習慣とは恐ろしい。
当時、ガラムというタールとニコチンが滅茶苦茶きっついタバコを吸っておった。
ご存知の方も多いと思うが、ガラムは甘くてお香みたいな匂いのするインドネシアのタバコである。
だいたい一日に二箱くらい吸っていたのだが、ある日、吸うのを止めてから、タバコと名のつくものは一切手にしていない。
別に禁煙しようと思って止めた訳ではない。
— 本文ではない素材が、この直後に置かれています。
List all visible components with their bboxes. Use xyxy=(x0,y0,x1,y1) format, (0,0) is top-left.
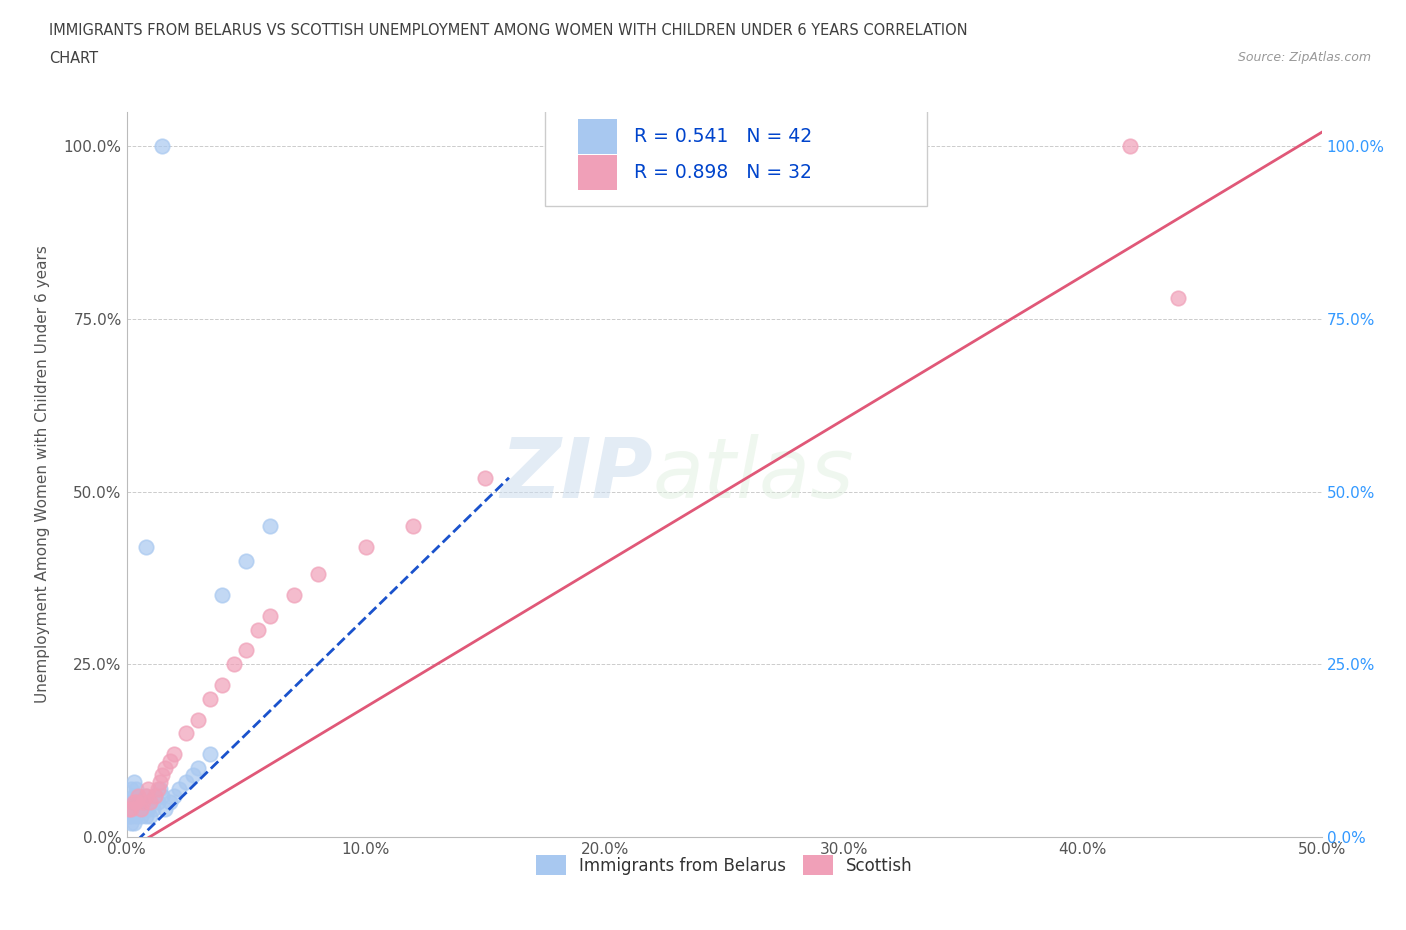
Text: ZIP: ZIP xyxy=(499,433,652,515)
Point xyxy=(150,767,174,782)
Point xyxy=(135,539,157,554)
Point xyxy=(222,657,246,671)
Point xyxy=(187,712,209,727)
Point xyxy=(1167,291,1189,306)
Point xyxy=(122,775,145,790)
Point xyxy=(247,622,270,637)
Legend: Immigrants from Belarus, Scottish: Immigrants from Belarus, Scottish xyxy=(527,847,921,884)
Point xyxy=(474,471,496,485)
Point xyxy=(153,761,176,776)
Point xyxy=(125,795,148,810)
Point xyxy=(307,567,329,582)
Point xyxy=(127,802,149,817)
Point xyxy=(200,747,222,762)
Point xyxy=(125,795,148,810)
Point xyxy=(283,588,305,603)
Point xyxy=(211,678,233,693)
Point xyxy=(139,795,162,810)
Point xyxy=(120,809,142,824)
Point xyxy=(150,139,174,153)
Point xyxy=(118,802,141,817)
Point xyxy=(135,809,157,824)
Point xyxy=(153,802,176,817)
Point xyxy=(354,539,377,554)
Point xyxy=(1119,139,1142,153)
Point xyxy=(118,802,141,817)
Point xyxy=(146,781,169,796)
Point xyxy=(183,767,205,782)
Point xyxy=(211,588,233,603)
Point xyxy=(402,519,425,534)
Point xyxy=(163,747,186,762)
Point xyxy=(259,519,281,534)
Point xyxy=(135,788,157,803)
Point xyxy=(235,553,257,568)
Point xyxy=(150,788,174,803)
Text: IMMIGRANTS FROM BELARUS VS SCOTTISH UNEMPLOYMENT AMONG WOMEN WITH CHILDREN UNDER: IMMIGRANTS FROM BELARUS VS SCOTTISH UNEM… xyxy=(49,23,967,38)
Text: R = 0.898   N = 32: R = 0.898 N = 32 xyxy=(634,163,813,182)
Point xyxy=(135,788,157,803)
Point xyxy=(127,788,149,803)
Point xyxy=(146,795,169,810)
Point xyxy=(136,781,159,796)
Point xyxy=(174,775,197,790)
Point xyxy=(139,795,162,810)
Text: R = 0.541   N = 42: R = 0.541 N = 42 xyxy=(634,126,813,146)
Point xyxy=(129,809,152,824)
Bar xyxy=(578,119,616,153)
Bar xyxy=(578,155,616,190)
Point xyxy=(120,816,142,830)
Point xyxy=(129,795,152,810)
Text: CHART: CHART xyxy=(49,51,98,66)
Point xyxy=(163,788,186,803)
Point xyxy=(136,802,159,817)
Point xyxy=(139,809,162,824)
Point xyxy=(149,781,172,796)
Point xyxy=(120,802,142,817)
Point xyxy=(235,643,257,658)
Y-axis label: Unemployment Among Women with Children Under 6 years: Unemployment Among Women with Children U… xyxy=(35,246,49,703)
Point xyxy=(187,761,209,776)
Text: Source: ZipAtlas.com: Source: ZipAtlas.com xyxy=(1237,51,1371,64)
Point xyxy=(120,781,142,796)
Point xyxy=(142,802,165,817)
Point xyxy=(174,726,197,741)
Point xyxy=(159,795,181,810)
Point xyxy=(118,795,141,810)
Point xyxy=(125,781,148,796)
Point xyxy=(200,691,222,706)
FancyBboxPatch shape xyxy=(544,108,927,206)
Point xyxy=(143,788,166,803)
Point xyxy=(122,816,145,830)
Point xyxy=(143,788,166,803)
Point xyxy=(122,795,145,810)
Point xyxy=(132,802,155,817)
Point xyxy=(167,781,190,796)
Point xyxy=(118,809,141,824)
Text: atlas: atlas xyxy=(652,433,853,515)
Point xyxy=(122,788,145,803)
Point xyxy=(122,802,145,817)
Point xyxy=(132,795,155,810)
Point xyxy=(127,788,149,803)
Point xyxy=(159,753,181,768)
Point xyxy=(259,608,281,623)
Point xyxy=(149,775,172,790)
Point xyxy=(120,795,142,810)
Point xyxy=(129,802,152,817)
Point xyxy=(125,809,148,824)
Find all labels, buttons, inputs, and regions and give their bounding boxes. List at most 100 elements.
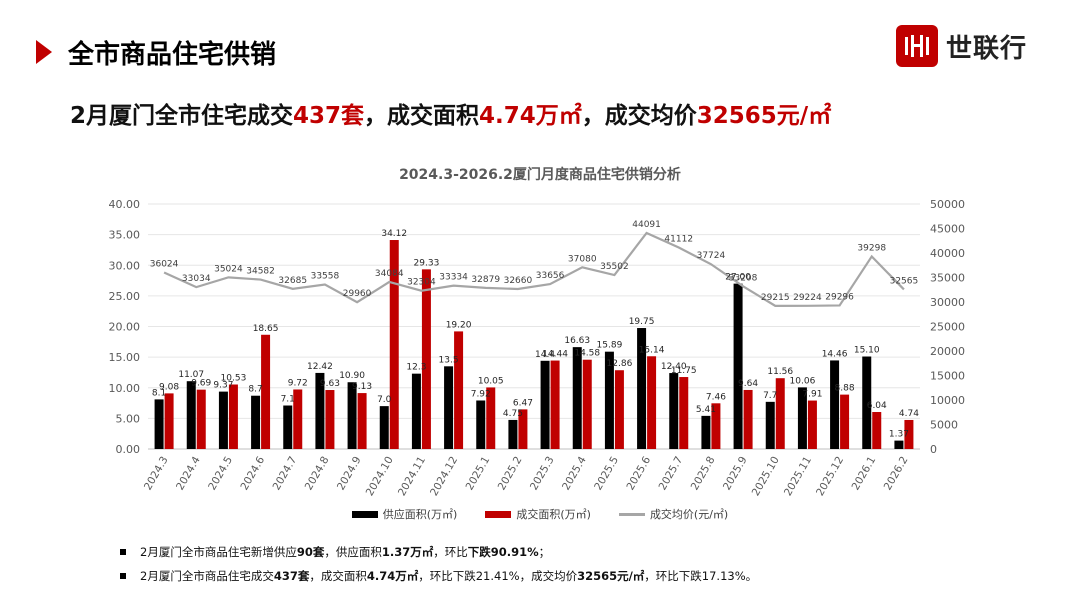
x-tick-label: 2024.7 xyxy=(271,455,300,493)
bar-supply xyxy=(508,419,518,449)
label-deal: 11.56 xyxy=(767,367,793,377)
label-deal: 9.72 xyxy=(288,378,308,388)
x-tick-label: 2024.3 xyxy=(142,455,171,493)
chart: 0.00 5.00 10.00 15.00 20.00 25.00 30.00 35.00 40… xyxy=(109,198,966,499)
left-tick-label: 15.00 xyxy=(109,351,141,364)
price-line xyxy=(163,231,905,307)
bar-deal xyxy=(261,334,271,449)
label-price: 37080 xyxy=(568,254,597,264)
left-tick-label: 5.00 xyxy=(116,412,141,425)
label-deal: 6.47 xyxy=(513,398,533,408)
label-supply: 14.46 xyxy=(822,349,848,359)
right-tick-label: 45000 xyxy=(930,223,965,236)
label-deal: 29.33 xyxy=(414,258,440,268)
label-supply: 14.4 xyxy=(535,350,555,360)
note-deal: 2月厦门全市商品住宅成交437套，成交面积4.74万㎡，环比下跌21.41%，成… xyxy=(120,564,757,588)
bar-supply xyxy=(604,351,614,449)
bar-deal xyxy=(711,403,721,449)
x-tick-label: 2025.2 xyxy=(496,455,525,493)
right-tick-label: 25000 xyxy=(930,321,965,334)
label-price: 32304 xyxy=(407,278,436,288)
note-text: 2月厦门全市商品住宅成交 xyxy=(140,569,274,583)
right-tick-label: 20000 xyxy=(930,345,965,358)
bar-supply xyxy=(476,400,486,449)
legend-item-price: 成交均价(元/㎡) xyxy=(618,506,728,522)
bar-deal xyxy=(807,400,817,449)
label-price: 29224 xyxy=(793,293,822,303)
x-tick-label: 2025.10 xyxy=(750,455,782,499)
bar-supply xyxy=(797,387,807,449)
bar-deal xyxy=(582,359,592,449)
label-supply: 19.75 xyxy=(629,317,655,327)
label-deal: 10.05 xyxy=(478,376,504,386)
note-text: ，环比 xyxy=(433,545,468,559)
left-tick-label: 25.00 xyxy=(109,290,141,303)
x-tick-label: 2025.8 xyxy=(689,455,718,493)
x-tick-label: 2024.9 xyxy=(335,455,364,493)
note-value: 4.74万㎡ xyxy=(366,569,419,583)
legend-swatch-supply xyxy=(351,510,378,518)
label-supply: 12.40 xyxy=(661,362,687,372)
x-tick-label: 2025.4 xyxy=(560,454,589,492)
label-supply: 12.3 xyxy=(406,363,426,373)
x-tick-label: 2025.6 xyxy=(624,454,653,492)
bullet-icon xyxy=(120,549,126,555)
right-tick-label: 0 xyxy=(930,443,937,456)
bar-deal xyxy=(647,356,657,449)
bar-supply xyxy=(315,372,325,449)
headline-units: 437套 xyxy=(293,103,365,129)
label-supply: 27.00 xyxy=(725,273,751,283)
bar-deal xyxy=(872,412,882,449)
right-tick-label: 50000 xyxy=(930,198,965,211)
label-deal: 7.46 xyxy=(706,392,726,402)
headline-part: 2月厦门全市住宅成交 xyxy=(70,103,294,129)
bar-supply xyxy=(379,406,389,449)
bar-supply xyxy=(830,360,840,449)
bar-deal xyxy=(904,419,914,449)
label-supply: 13.5 xyxy=(439,355,459,365)
label-deal: 9.08 xyxy=(159,382,179,392)
note-supply: 2月厦门全市商品住宅新增供应90套，供应面积1.37万㎡，环比下跌90.91%； xyxy=(120,540,757,564)
label-deal: 9.13 xyxy=(352,382,372,392)
label-price: 34084 xyxy=(375,269,404,279)
label-supply: 9.37 xyxy=(213,381,233,391)
bar-supply xyxy=(733,283,743,449)
x-tick-label: 2024.8 xyxy=(303,455,332,493)
x-tick-label: 2026.2 xyxy=(882,455,911,493)
note-text: ，环比下跌21.41%，成交均价 xyxy=(418,569,578,583)
right-tick-label: 15000 xyxy=(930,370,965,383)
bar-deal xyxy=(486,387,496,449)
legend-label: 供应面积(万㎡) xyxy=(382,508,458,521)
note-text: ，环比下跌17.13%。 xyxy=(644,569,758,583)
note-value: 90套 xyxy=(296,545,325,559)
left-tick-label: 40.00 xyxy=(109,198,141,211)
label-supply: 5.41 xyxy=(696,405,716,415)
left-tick-label: 0.00 xyxy=(116,443,141,456)
bar-deal xyxy=(743,389,753,449)
bullet-icon xyxy=(120,573,126,579)
section-title: 全市商品住宅供销 xyxy=(68,40,277,70)
label-price: 36024 xyxy=(150,259,179,269)
label-supply: 7.7 xyxy=(763,391,777,401)
label-deal: 9.63 xyxy=(320,379,340,389)
bar-supply xyxy=(894,440,904,449)
label-price: 41112 xyxy=(664,235,693,245)
label-price: 32879 xyxy=(471,275,500,285)
label-deal: 19.20 xyxy=(446,320,472,330)
right-tick-label: 35000 xyxy=(930,272,965,285)
headline-area: 4.74万㎡ xyxy=(479,103,582,129)
headline-part: ，成交面积 xyxy=(364,103,480,129)
label-price: 33334 xyxy=(439,273,468,283)
label-price: 35502 xyxy=(600,262,629,272)
x-tick-label: 2025.11 xyxy=(782,455,814,499)
note-value: 32565元/㎡ xyxy=(577,569,645,583)
note-text: ，供应面积 xyxy=(324,545,382,559)
bar-supply xyxy=(411,373,421,449)
label-price: 29960 xyxy=(343,289,372,299)
label-deal: 14.58 xyxy=(574,349,600,359)
label-deal: 18.65 xyxy=(253,324,279,334)
bar-deal xyxy=(518,409,528,449)
label-price: 34582 xyxy=(246,267,275,277)
bar-deal xyxy=(164,393,174,449)
label-supply: 10.90 xyxy=(339,371,365,381)
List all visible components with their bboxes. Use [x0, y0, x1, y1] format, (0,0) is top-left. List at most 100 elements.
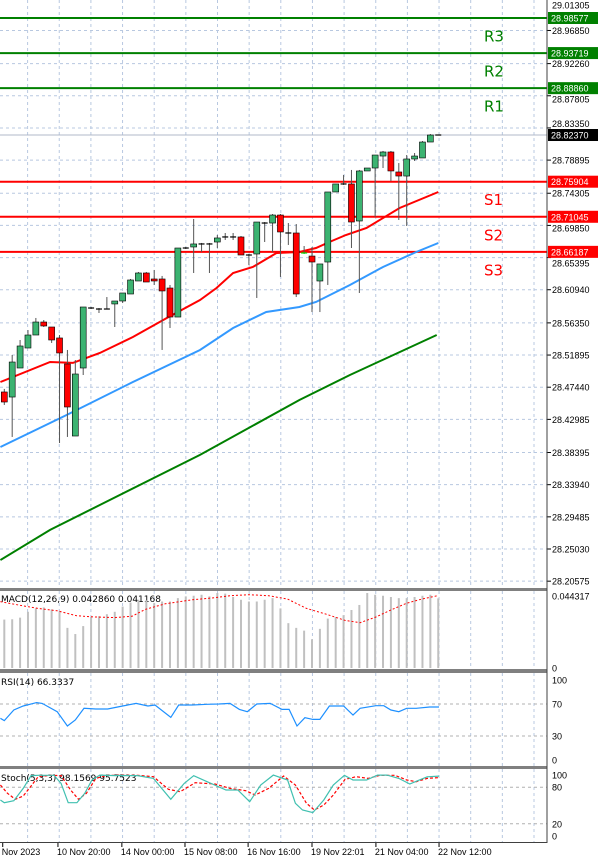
candle	[292, 224, 300, 298]
level-price-box	[548, 210, 598, 223]
candle	[8, 355, 16, 437]
y-tick-label: 28.96850	[552, 26, 590, 36]
candle-body	[269, 214, 276, 224]
candle	[32, 317, 40, 336]
y-tick-label: 28.33940	[552, 480, 590, 490]
candle-body	[237, 236, 245, 256]
rsi-tick-label: 70	[552, 700, 562, 710]
candle-body	[16, 345, 24, 369]
y-tick-label: 29.01305	[552, 1, 590, 11]
candle-body	[8, 361, 16, 398]
candle	[64, 349, 71, 437]
level-tag-s2: S2	[484, 226, 503, 244]
candle-body	[111, 300, 119, 305]
x-tick-label: 10 Nov 20:00	[57, 847, 111, 857]
x-tick-label: 14 Nov 00:00	[121, 847, 175, 857]
y-tick-label: 28.42985	[552, 415, 590, 425]
level-price-box	[548, 12, 598, 24]
rsi-pane[interactable]: RSI(14) 66.3337	[0, 678, 547, 737]
candle	[88, 306, 95, 310]
stochastic-tick-label: 20	[552, 819, 562, 829]
candle	[222, 232, 229, 240]
candle-body	[72, 373, 79, 437]
candle-body	[0, 391, 8, 403]
y-tick-label: 28.78895	[552, 156, 590, 166]
candle-body	[135, 272, 142, 282]
candle	[340, 175, 347, 185]
y-tick-label: 28.69850	[552, 223, 590, 233]
level-price-box	[548, 47, 598, 60]
macd-pane[interactable]: MACD(12,26,9) 0.042860 0.041168	[0, 592, 440, 668]
y-tick-label: 28.47440	[552, 383, 590, 393]
y-tick-label: 28.92260	[552, 59, 590, 69]
y-tick-label: 28.29485	[552, 512, 590, 522]
candle-body	[48, 326, 55, 341]
stochastic-pane[interactable]: Stoch(5,3,3) 98.1569 95.7523	[0, 774, 547, 825]
candle	[72, 359, 79, 437]
candle	[237, 236, 245, 256]
level-tag-s3: S3	[484, 261, 503, 279]
current-price-box	[548, 129, 598, 142]
stochastic-tick-label: 100	[552, 771, 567, 781]
rsi-line	[0, 701, 439, 728]
level-price-label: 28.66187	[551, 247, 589, 257]
candle	[158, 275, 166, 350]
y-tick-label: 28.87805	[552, 95, 590, 105]
candle-body	[403, 158, 410, 177]
candle	[308, 246, 316, 313]
rsi-tick-label: 0	[552, 756, 557, 766]
y-tick-label: 28.65395	[552, 258, 590, 268]
y-tick-label: 28.56350	[552, 318, 590, 328]
candle	[40, 319, 48, 327]
candle	[324, 191, 332, 285]
price-pane[interactable]: R3 R2 R1 S1 S2 S3	[0, 17, 547, 561]
candle	[79, 306, 87, 376]
moving-average-line-1	[0, 191, 439, 383]
candle	[348, 169, 355, 249]
candle-body	[419, 141, 426, 159]
candle-body	[24, 334, 32, 349]
candle-body	[371, 154, 379, 169]
candle	[214, 235, 221, 249]
candle	[411, 152, 418, 162]
rsi-tick-label: 100	[552, 676, 567, 686]
candle	[16, 339, 24, 369]
candle	[127, 278, 134, 295]
candle-body	[32, 321, 40, 336]
stochastic-tick-label: 80	[552, 783, 562, 793]
candle-body	[190, 243, 197, 248]
candle-body	[79, 306, 87, 369]
candle-body	[56, 337, 63, 354]
candle	[119, 292, 126, 304]
candle	[301, 245, 308, 255]
candle	[198, 242, 205, 252]
x-tick-label: Nov 2023	[2, 847, 41, 857]
macd-signal-line	[0, 594, 438, 624]
candle	[332, 183, 339, 193]
stochastic-main-line	[0, 774, 440, 814]
candle	[395, 163, 403, 220]
candle	[379, 150, 387, 169]
stochastic-label: Stoch(5,3,3) 98.1569 95.7523	[1, 774, 136, 784]
y-tick-label: 28.38395	[552, 448, 590, 458]
x-tick-label: 15 Nov 08:00	[184, 847, 238, 857]
current-price-label: 28.82370	[551, 131, 589, 141]
candle-body	[387, 151, 395, 172]
y-tick-label: 28.74305	[552, 189, 590, 199]
candle	[230, 232, 237, 240]
candle	[363, 167, 371, 172]
level-price-label: 28.98577	[551, 14, 589, 24]
pane-separator	[0, 766, 547, 769]
y-tick-label: 28.20575	[552, 577, 590, 587]
candle-body	[427, 134, 434, 143]
level-tag-s1: S1	[484, 191, 503, 209]
candle-body	[40, 321, 48, 327]
candle-body	[308, 255, 316, 263]
level-price-box	[548, 175, 598, 188]
candle	[387, 150, 395, 182]
y-tick-label: 28.60940	[552, 285, 590, 295]
candle	[261, 222, 268, 243]
level-price-label: 28.93719	[551, 49, 589, 59]
candle	[135, 271, 142, 282]
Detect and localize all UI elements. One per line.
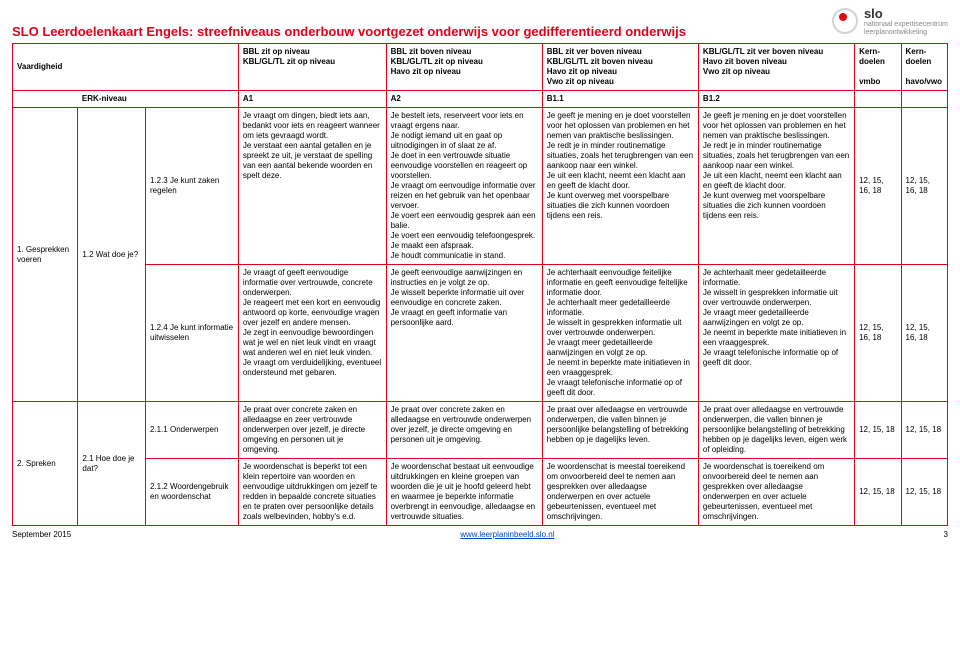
footer: September 2015 www.leerplaninbeeld.slo.n… xyxy=(12,530,948,539)
erk-b11: B1.1 xyxy=(542,91,698,108)
row2-a1: Je vraagt of geeft eenvoudige informatie… xyxy=(238,265,386,402)
row2-k2: 12, 15, 16, 18 xyxy=(901,265,947,402)
row4-a2: Je woordenschat bestaat uit eenvoudige u… xyxy=(386,459,542,526)
skill-2-sub: 2.1 Hoe doe je dat? xyxy=(78,402,146,526)
row1-k2: 12, 15, 16, 18 xyxy=(901,108,947,265)
logo-icon xyxy=(832,8,858,34)
footer-link[interactable]: www.leerplaninbeeld.slo.nl xyxy=(71,530,943,539)
erk-blank xyxy=(13,91,78,108)
erk-a2: A2 xyxy=(386,91,542,108)
row2-label: 1.2.4 Je kunt informatie uitwisselen xyxy=(145,265,238,402)
row1-label: 1.2.3 Je kunt zaken regelen xyxy=(145,108,238,265)
row1-b12: Je geeft je mening en je doet voorstelle… xyxy=(698,108,854,265)
header-c6: KBL/GL/TL zit ver boven niveau Havo zit … xyxy=(698,44,854,91)
logo-sub1: nationaal expertisecentrum xyxy=(864,21,948,29)
row3-b12: Je praat over alledaagse en vertrouwde o… xyxy=(698,402,854,459)
footer-page: 3 xyxy=(944,530,948,539)
page-title: SLO Leerdoelenkaart Engels: streefniveau… xyxy=(12,24,948,39)
row1-a2: Je bestelt iets, reserveert voor iets en… xyxy=(386,108,542,265)
logo-block: slo nationaal expertisecentrum leerplano… xyxy=(832,6,948,36)
row1-a1: Je vraagt om dingen, biedt iets aan, bed… xyxy=(238,108,386,265)
header-kern-vmbo: Kern- doelenvmbo xyxy=(855,44,901,91)
row3-b11: Je praat over alledaagse en vertrouwde o… xyxy=(542,402,698,459)
leerdoelen-table: Vaardigheid BBL zit op niveau KBL/GL/TL … xyxy=(12,43,948,526)
header-kern-havovwo: Kern- doelenhavo/vwo xyxy=(901,44,947,91)
row2-b12: Je achterhaalt meer gedetailleerde infor… xyxy=(698,265,854,402)
header-c3: BBL zit op niveau KBL/GL/TL zit op nivea… xyxy=(238,44,386,91)
row2-a2: Je geeft eenvoudige aanwijzingen en inst… xyxy=(386,265,542,402)
row3-k1: 12, 15, 18 xyxy=(855,402,901,459)
row4-k1: 12, 15, 18 xyxy=(855,459,901,526)
header-vaardigheid: Vaardigheid xyxy=(13,44,239,91)
erk-b12: B1.2 xyxy=(698,91,854,108)
footer-date: September 2015 xyxy=(12,530,71,539)
row4-label: 2.1.2 Woordengebruik en woordenschat xyxy=(145,459,238,526)
erk-blank2 xyxy=(855,91,901,108)
row2-b11: Je achterhaalt eenvoudige feitelijke inf… xyxy=(542,265,698,402)
row4-b11: Je woordenschat is meestal toereikend om… xyxy=(542,459,698,526)
erk-a1: A1 xyxy=(238,91,386,108)
row4-b12: Je woordenschat is toereikend om onvoorb… xyxy=(698,459,854,526)
row1-b11: Je geeft je mening en je doet voorstelle… xyxy=(542,108,698,265)
row3-k2: 12, 15, 18 xyxy=(901,402,947,459)
row4-a1: Je woordenschat is beperkt tot een klein… xyxy=(238,459,386,526)
row3-a2: Je praat over concrete zaken en alledaag… xyxy=(386,402,542,459)
erk-blank3 xyxy=(901,91,947,108)
skill-1-sub: 1.2 Wat doe je? xyxy=(78,108,146,402)
header-c5: BBL zit ver boven niveau KBL/GL/TL zit b… xyxy=(542,44,698,91)
skill-2: 2. Spreken xyxy=(13,402,78,526)
skill-1: 1. Gesprekken voeren xyxy=(13,108,78,402)
row3-a1: Je praat over concrete zaken en alledaag… xyxy=(238,402,386,459)
logo-text: slo xyxy=(864,6,948,21)
row4-k2: 12, 15, 18 xyxy=(901,459,947,526)
row2-k1: 12, 15, 16, 18 xyxy=(855,265,901,402)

買いに行くのが、めんどくさくなったんである。
当時、ガラムは輸入オンリーから国産品が出回り始めた頃で、買いやすくなったのだが、国産品は不味かったので、輸入品を売ってる店まで行かなければならなかった。
しかし、当時輸入品のガラムを扱っていたのが、高田馬場駅前にあるタバコ屋か、池袋サンシャイン60にあるタバコ屋くらいだったので、ある日、タバコを切らした際、買いに行くのがダルくなり、そのまま止めてしまったのである。
そして、現在は禁酒中である。
コンビニに行くと、ついフラフラと酒を買っていたのだが、これもピタリと止めた。
一度連鎖が解けると、そんなに欲しくなくなるから、不思議なものである。
止めたいのに止められないという人も多いが(何せ禁煙セラピーという本が売れてるくらいだ)、一度連鎖から抜ければ容易い。
連鎖から抜けるには、はじめの一歩を踏み出す事と、手を出そうとした時に「あ、俺いま止めてるんだった」と思い出す事である。